Smart people saying smart things (4.25.24)

Smart people saying smart things (4.25.24) April 26, 2024

Raffi Cavoukian, “Raffi’s Guide to Fighting Fascism”

When the stakes are this high, you have to call it as you see it. There was never a person more unfit to be in the highest office of the land. He was a Putin puppet. He still is. He’s a threat, and I think more and more people see him for who he is. And that leads me to think that if the voting public shows up in great numbers that democracy will stand. And that’s our challenge. That’s our duty. Every single person who reads this article, I urge you, I exhort you to vote. Do your duty as a citizen and vote democracy.

Code Switch, “In the news”

One of the tried-and-true tactics in the racism playbook is to relitigate a question that’s been answered ad nauseam. It’s why public figures sometimes think they can get away with posing *daring* questions like, Wasn’t slavery actually kind of beneficial? Or, Could Black people be getting COVID at high rates because they’re kind of unsanitary?  Or, Are Mexican immigrants actually criminals and rapists? (What?? Aren’t we allowed to ask honest questions??)

In regard to the question posed by the essay: We know that systemic racism exists. In law enforcement. In education. In housing. In healthcare. In hiring. In government and environmental policy. Oh yeah, and in journalism. NPR has reported in depth on every single one of these topics. That reporting existed long before 2020. Anyone who, in good faith, wanted to know if systemic racism was real would have decades of resources to turn to, both within NPR’s archives and in the vast library of human knowledge.

But that’s rarely the point of re-asking the question. The point is to cast doubt where there is none. And it’s not just a tactic used for issues of race. It’s one used by climate change deniers and anti-vaxxers. People who want to pretend that smoking isn’t deadly. Election deniers, too.

And, as I’ve quoted here before, the great Toni Morrison once said that “the very serious function of racism is distraction.”

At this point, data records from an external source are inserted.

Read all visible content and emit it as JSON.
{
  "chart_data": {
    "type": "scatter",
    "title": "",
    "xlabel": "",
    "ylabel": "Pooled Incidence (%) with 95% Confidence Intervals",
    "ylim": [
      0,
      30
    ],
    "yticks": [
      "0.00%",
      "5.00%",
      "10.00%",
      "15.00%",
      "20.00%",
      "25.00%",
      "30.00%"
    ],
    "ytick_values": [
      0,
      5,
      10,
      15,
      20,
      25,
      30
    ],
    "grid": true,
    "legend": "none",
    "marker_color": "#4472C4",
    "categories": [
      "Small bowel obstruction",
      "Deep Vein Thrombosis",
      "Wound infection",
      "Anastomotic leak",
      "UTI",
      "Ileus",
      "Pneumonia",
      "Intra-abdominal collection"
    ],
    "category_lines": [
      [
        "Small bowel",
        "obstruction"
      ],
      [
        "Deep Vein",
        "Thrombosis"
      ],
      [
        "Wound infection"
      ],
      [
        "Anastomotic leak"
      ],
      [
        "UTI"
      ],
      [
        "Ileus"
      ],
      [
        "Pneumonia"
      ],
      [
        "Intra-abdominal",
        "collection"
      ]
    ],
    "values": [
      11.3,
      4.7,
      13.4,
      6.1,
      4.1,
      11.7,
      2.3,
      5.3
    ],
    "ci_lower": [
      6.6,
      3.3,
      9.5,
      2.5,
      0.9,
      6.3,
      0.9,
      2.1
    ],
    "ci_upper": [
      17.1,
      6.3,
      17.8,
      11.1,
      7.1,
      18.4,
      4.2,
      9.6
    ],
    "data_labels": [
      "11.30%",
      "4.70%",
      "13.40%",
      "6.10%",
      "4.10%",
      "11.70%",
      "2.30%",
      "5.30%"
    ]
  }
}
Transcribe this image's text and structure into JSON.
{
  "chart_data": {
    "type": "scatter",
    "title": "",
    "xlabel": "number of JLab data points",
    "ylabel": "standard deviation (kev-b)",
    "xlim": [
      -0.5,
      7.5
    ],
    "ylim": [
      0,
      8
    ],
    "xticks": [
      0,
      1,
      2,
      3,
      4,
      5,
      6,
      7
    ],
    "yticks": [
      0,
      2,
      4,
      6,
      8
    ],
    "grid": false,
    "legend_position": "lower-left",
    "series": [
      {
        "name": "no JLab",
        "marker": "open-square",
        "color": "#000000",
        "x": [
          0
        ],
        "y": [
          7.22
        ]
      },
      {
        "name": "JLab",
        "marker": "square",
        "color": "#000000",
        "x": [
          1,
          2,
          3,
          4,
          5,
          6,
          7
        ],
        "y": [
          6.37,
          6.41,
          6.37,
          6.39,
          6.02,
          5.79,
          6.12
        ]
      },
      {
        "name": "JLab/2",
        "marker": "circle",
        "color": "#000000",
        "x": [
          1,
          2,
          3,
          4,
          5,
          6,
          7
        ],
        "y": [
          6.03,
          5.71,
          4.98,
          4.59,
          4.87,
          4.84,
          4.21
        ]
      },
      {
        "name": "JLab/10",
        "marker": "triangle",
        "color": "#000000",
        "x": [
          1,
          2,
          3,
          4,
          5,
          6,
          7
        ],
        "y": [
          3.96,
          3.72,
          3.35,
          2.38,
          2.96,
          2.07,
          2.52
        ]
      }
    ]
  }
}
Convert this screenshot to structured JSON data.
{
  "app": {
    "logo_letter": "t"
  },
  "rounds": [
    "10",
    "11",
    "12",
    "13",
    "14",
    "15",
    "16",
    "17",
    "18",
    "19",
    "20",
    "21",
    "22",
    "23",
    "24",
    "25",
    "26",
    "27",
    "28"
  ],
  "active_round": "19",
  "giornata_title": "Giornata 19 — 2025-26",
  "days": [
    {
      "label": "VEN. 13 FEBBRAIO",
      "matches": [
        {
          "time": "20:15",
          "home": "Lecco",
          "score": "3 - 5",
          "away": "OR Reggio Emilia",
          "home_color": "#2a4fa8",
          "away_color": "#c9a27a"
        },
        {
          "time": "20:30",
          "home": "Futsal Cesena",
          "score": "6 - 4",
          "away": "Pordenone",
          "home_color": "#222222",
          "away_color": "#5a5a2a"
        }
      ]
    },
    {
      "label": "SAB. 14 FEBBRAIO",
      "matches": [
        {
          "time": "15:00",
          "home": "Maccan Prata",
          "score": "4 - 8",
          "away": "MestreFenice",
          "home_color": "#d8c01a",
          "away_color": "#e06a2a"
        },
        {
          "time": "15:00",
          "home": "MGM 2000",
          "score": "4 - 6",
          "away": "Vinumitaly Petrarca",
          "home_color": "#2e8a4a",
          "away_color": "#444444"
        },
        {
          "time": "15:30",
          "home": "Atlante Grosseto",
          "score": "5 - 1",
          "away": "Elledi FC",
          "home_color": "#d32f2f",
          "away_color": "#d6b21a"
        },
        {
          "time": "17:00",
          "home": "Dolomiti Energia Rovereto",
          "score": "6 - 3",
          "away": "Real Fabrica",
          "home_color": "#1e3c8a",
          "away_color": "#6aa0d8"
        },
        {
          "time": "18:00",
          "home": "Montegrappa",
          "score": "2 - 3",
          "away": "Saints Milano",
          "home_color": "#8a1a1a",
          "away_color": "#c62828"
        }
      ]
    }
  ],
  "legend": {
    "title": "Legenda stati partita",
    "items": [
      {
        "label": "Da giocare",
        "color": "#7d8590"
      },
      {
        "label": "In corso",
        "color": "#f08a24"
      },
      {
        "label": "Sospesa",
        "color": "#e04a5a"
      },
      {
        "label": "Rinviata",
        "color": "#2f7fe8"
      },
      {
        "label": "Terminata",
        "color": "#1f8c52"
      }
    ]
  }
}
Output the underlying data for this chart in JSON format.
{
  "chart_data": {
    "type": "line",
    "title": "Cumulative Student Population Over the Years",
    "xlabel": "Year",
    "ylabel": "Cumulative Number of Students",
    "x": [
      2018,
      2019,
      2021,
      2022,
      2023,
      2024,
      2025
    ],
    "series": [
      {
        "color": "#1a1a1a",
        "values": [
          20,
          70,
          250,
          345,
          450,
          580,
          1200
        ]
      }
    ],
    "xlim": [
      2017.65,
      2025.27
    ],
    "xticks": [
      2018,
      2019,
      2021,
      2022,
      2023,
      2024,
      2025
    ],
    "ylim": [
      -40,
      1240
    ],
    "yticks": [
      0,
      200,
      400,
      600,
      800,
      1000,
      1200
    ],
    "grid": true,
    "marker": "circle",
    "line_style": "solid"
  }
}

Rabbi Danya Rutenberg, “The Antisemitism Post”

Constantine’s conversion didn’t just Christianize Europe (though it did that, obviously.) Suddenly, with a Christian Roman Empire, it was even less convenient to have a narrative in which the Roman Empire was responsible for Jesus’ death.

Well, gosh. Who could we blame instead???

This became a Whole Thing for a Long Time. For example, antisemitic Passion Plays — theatrical depictions of the end of the life of, crucifixion, and resurrection of Jesus — were very popular around Easter, and the Jew-blaming in these dramas would be very effective for fomenting anti-Jewish sentiment — which, coupled with Holy Week liturgy sermons that often did the same, meant that Good Friday, like Christmas, tended to be a big time for pogroms.

Andrea Dworkin, “In Memory of Nicole Brown Simpson”

What no one will face is this: the problem is not with the woman; it is with the perpetrator. She can change every weakness, transform every dependency. She can escape with the bravado of a Jesse James or the subtle skill of a Houdini. But if the husband is committed to violence and she is not, she cannot win her safety or her freedom. The current legal system, victim advocates, counseling cannot keep her safe in the face of his aggression.

Accounts of wife-beating have typically been met with incredulity and disdain, best expressed in the persistent question, “Why doesn’t she leave?” But after two decades of learning about battery, we now know that more battered women are killed after they leave than before.

Dahlia Lithwick and Mark Joseph Stern, “Republican Officials Openly Insult Women Nearly Killed by Abortion Bans”

We are only beginning to understand the extent to which pregnant women are dying and will continue to die due to denials of basic maternal health care, candid medical advice, and adequate treatment. The issue of emergency abortions, though, has already rocketed to the U.S. Supreme Court, which agreed on Friday to decide whether federal law compels hospitals to terminate dangerous pregnancies regardless of state bans. No matter how SCOTUS rules, the fallout is already all around us. The stories of Kate Cox in Texas, devastated would-be mothers in Tennessee, and a horrifying prosecution of a mother who miscarried in Ohio all surface the brutal reality of the post-Dobbs zeitgeist: Any woman who seeks to terminate a pregnancy is wicked, any woman who miscarries is evil, and any woman who—for reasons of failing health, circumstance, or simple bad luck—does not prove to be an adequate incubator deserves whatever she gets. Every unborn fetus is the priority over the pregnant person carrying it and must be carried to term at all costs. So goes the moral calculus of the death-panel judges who now determine how to weigh the competing interests between real, existing human life and a state’s dogmatic fixation with a fetus that, by definition, must be seraphically innocent.